Consider the following code:

julia> v = 1:3
1:3

julia> [x in (a=1, c=3) for x in v]
3-element Vector{Bool}:
 1
 0
 1

We can rewrite it using broadcasting as:

julia> in.(v, Ref((a=1, c=3)))
3-element BitVector:
 1
 0
 1

Now we think we could use the @. here as follows:

julia> @. in(v, $Ref((a=1, c=3)))
ERROR: UndefVarError: c not defined

However, this fails as @. macro incorrectly handles = inside NamedTuple
definition. We have to write:

julia> @. in(v, $Ref((; a=1, c=3)))
3-element BitVector:
 1
 0
 1

The ; at the beginning of NamedTuple definition gives an equivalent object
but changes how the code expression is transformed by the Julia compiler
and it works.
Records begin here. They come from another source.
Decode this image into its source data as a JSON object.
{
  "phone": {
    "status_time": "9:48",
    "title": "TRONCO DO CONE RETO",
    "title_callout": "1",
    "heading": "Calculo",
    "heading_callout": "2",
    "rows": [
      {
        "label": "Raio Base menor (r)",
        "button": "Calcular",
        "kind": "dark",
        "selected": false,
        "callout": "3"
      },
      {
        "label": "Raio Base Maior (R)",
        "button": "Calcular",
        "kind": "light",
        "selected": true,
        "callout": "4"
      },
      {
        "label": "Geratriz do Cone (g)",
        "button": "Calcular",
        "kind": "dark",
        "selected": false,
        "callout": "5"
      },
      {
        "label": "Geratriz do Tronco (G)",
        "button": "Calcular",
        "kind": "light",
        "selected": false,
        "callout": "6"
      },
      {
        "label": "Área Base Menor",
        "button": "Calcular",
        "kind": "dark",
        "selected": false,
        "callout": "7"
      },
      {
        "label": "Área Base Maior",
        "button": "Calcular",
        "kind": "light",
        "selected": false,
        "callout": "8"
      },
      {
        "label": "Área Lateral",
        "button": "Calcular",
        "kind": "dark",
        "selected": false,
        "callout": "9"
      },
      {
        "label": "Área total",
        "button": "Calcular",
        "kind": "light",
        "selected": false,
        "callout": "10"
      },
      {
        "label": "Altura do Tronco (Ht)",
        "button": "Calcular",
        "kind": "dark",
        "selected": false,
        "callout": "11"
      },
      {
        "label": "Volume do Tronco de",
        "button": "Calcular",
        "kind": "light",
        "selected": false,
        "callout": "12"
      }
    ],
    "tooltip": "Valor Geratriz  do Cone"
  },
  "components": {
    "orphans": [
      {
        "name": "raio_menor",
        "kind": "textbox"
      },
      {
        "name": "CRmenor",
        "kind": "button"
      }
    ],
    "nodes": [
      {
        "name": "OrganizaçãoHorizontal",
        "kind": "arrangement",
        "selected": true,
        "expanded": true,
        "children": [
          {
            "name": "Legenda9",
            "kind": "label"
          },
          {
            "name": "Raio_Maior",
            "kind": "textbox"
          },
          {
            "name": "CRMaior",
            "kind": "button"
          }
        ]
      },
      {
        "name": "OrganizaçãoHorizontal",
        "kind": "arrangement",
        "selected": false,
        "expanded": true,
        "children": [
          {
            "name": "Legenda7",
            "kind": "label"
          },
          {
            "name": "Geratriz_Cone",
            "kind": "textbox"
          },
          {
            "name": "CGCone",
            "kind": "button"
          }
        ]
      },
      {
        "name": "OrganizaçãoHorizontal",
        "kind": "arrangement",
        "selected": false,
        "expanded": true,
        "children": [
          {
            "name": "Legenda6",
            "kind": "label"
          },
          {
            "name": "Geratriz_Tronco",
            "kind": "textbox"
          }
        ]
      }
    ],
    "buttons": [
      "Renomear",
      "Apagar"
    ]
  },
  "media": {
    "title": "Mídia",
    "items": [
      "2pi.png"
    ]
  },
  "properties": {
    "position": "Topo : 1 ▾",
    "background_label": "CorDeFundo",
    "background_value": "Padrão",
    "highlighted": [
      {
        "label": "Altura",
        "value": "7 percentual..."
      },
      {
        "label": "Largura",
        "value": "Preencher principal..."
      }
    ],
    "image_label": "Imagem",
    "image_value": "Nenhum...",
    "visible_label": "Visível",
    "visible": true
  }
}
Here is how we can check the difference in the representation
of (a=1, c=3) and (; a=1, c=3):

julia> dump(:(a=1, c=3))
Expr
  head: Symbol tuple
  args: Array{Any}((2,))
    1: Expr
      head: Symbol =
      args: Array{Any}((2,))
        1: Symbol a
        2: Int64 1
    2: Expr
      head: Symbol =
      args: Array{Any}((2,))
        1: Symbol c
        2: Int64 3

julia> dump(:(; a=1, c=3))
Expr
  head: Symbol tuple
  args: Array{Any}((1,))
    1: Expr
      head: Symbol parameters
      args: Array{Any}((2,))
        1: Expr
          head: Symbol kw
          args: Array{Any}((2,))
            1: Symbol a
            2: Int64 1
        2: Expr
          head: Symbol kw
          args: Array{Any}((2,))
            1: Symbol c
            2: Int64 3

Fortunately the case of NamedTuple is not likely to be problematic in practice
as it is extremely rare.

Conclusions

The @. macro can be very convenient. However, in my experience, you
need to be careful when you use it as it is easy to get surprising results
if you work with complex expressions. Out of the possible problematic situations
I have covered in my post a most common one is forgetting to add $ to avoid
broadcasting of some function calls in a complex expression.

I hope that you will find this post useful and it will help you to avoid
bugs in your Julia code using broadcasting!